[<prev] [next>] [<thread-prev] [thread-next>] [day] [month] [year] [list]
Message-ID: <52A1286E.9000606@gmail.com>
Date: Fri, 06 Dec 2013 05:29:18 +0400
From: Max Filippov <jcmvbkbc@...il.com>
To: Thomas Gleixner <tglx@...utronix.de>
CC: Chuansheng Liu <chuansheng.liu@...el.com>, mingo@...nel.org,
Peter Zijlstra <peterz@...radead.org>, jbeulich@...e.com,
Paul McKenney <paulmck@...ux.vnet.ibm.com>,
Andrew Morton <akpm@...ux-foundation.org>, mina86@...a86.org,
"Srivatsa S. Bhat" <srivatsa.bhat@...ux.vnet.ibm.com>,
LKML <linux-kernel@...r.kernel.org>, jun.zhang@...el.com,
Fengguang Wu <fengguang.wu@...el.com>,
Alex Nemirovsky <Alex.Nemirovsky@...tina-systems.com>,
Artemi Ivanov <artemi.ivanov@...entembedded.com>
Subject: Re: [PATCH V2] smp: Give WARN()ing when calling smp_call_function_many()/single()
in serving irq
Hi Thomas,
On Fri, Jul 5, 2013 at 6:37 PM, Thomas Gleixner <tglx@...utronix.de> wrote:
> On Fri, 5 Jul 2013, Thomas Gleixner wrote:
>> On Sat, 16 Feb 2013, Chuansheng Liu wrote:
>> > Currently the functions smp_call_function_many()/single() will
>> > give a WARN()ing only in the case of irqs_disabled(), but that
>> > check is not enough to guarantee execution of the SMP
>> > cross-calls.
>> >
>> > In many other cases such as softirq handling/interrupt handling,
>> > the two APIs still can not be called, just as the
>> > smp_call_function_many() comments say:
>> >
>> > * You must not call this function with disabled interrupts or from a
>> > * hardware interrupt handler or from a bottom half handler. Preemption
>> > * must be disabled when calling this function.
>> >
>> > There is a real case for softirq DEADLOCK case:
>> >
>> > CPUA CPUB
>> > spin_lock(&spinlock)
>> > Any irq coming, call the irq handler
>> > irq_exit()
>> > spin_lock_irq(&spinlock)
>> > <== Blocking here due to
>> > CPUB hold it
>> > __do_softirq()
>> > run_timer_softirq()
>> > timer_cb()
>> > call smp_call_function_many()
>> > send IPI interrupt to CPUA
>> > wait_csd()
>> >
>> > Then both CPUA and CPUB will be deadlocked here.
>>
>> That's not true if called with wait = 0 as we won't wait for the csd
>> in that case. The function will be invoked on cpuA after it reenables
>> interrupt. So for callers who don't care about synchronous execution
>> it should not warn in softirq context.
>
> Hmm, even there it matters, because of the following scenario:
>
> CPU 0
> smp_call_function_single(CPU 1)
> csd_lock(CPU 1)
> irq_enter()
> irq_exit()
> __do_softirq()
> smp_call_function_many()
> setup csd (CPU 1)
> csd_lock(CPU 1) ==> CPU 0 deadlocked itself.
>
> And this is even more likely to happen than the lock issue.

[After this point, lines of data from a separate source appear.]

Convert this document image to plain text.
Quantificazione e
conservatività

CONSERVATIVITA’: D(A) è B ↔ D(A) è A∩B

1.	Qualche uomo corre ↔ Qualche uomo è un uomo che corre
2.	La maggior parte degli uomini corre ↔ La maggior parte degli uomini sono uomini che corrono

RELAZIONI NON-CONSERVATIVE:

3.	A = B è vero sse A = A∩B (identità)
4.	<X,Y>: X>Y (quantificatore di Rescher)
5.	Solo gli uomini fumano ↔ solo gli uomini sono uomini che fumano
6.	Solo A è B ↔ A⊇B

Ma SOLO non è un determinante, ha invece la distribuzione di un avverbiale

I've observed similar deadlock in a real system which has network
driver that uses smp_call_function_single in the softirq context.

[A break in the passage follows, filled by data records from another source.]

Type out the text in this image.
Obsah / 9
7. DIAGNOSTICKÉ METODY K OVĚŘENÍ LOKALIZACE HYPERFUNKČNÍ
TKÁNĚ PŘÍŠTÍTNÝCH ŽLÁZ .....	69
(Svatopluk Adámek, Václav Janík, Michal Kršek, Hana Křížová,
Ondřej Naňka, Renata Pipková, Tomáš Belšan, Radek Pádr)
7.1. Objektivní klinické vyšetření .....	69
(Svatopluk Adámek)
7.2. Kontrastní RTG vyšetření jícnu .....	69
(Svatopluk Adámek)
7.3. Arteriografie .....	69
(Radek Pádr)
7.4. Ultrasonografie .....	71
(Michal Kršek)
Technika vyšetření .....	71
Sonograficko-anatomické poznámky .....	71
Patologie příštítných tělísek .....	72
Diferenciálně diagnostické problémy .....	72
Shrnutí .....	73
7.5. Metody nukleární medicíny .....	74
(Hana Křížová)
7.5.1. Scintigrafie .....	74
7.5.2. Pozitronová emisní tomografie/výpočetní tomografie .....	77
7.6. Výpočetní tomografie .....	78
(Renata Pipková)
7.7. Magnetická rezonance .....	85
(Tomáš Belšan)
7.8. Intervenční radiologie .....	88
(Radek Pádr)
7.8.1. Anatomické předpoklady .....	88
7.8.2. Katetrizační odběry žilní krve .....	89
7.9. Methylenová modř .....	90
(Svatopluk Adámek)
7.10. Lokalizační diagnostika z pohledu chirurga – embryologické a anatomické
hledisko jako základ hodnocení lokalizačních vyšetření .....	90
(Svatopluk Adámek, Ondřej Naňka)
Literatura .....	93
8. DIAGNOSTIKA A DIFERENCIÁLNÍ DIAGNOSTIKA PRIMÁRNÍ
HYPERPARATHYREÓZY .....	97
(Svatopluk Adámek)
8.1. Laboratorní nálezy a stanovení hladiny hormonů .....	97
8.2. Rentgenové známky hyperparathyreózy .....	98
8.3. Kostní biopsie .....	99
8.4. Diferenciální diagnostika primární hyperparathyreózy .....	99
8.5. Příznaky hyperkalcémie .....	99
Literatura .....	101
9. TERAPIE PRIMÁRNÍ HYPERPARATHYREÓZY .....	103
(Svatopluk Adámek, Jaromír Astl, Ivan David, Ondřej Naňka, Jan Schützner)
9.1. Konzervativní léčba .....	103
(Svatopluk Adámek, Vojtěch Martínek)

The proposed fix below keeps IRQs disabled on the sending CPU
during the period between marking csd locked and sending IPI,
making it possible to use smp_call_function_single from the softirq
context. What do you think?
--->8---
>From 5fa496ce12eaf994debab202cde618b9da7d9402 Mon Sep 17 00:00:00 2001
From: Max Filippov <jcmvbkbc@...il.com>
Date: Fri, 6 Dec 2013 04:50:03 +0400
Subject: [PATCH] smp: allow calling smp_call_function_single from softirq
This prevents the following deadlocks on the sending CPU by eliminating
interrupts between the point where CSD is locked and IPI is sent to peer
CPU.
Case 1:
CPU 0
smp_call_function_single(CPU 1, wait = 0)
csd_lock(CPU 0)
irq_enter()
irq_exit()
__do_softirq()
smp_call_function_single(CPU 1, wait = 0)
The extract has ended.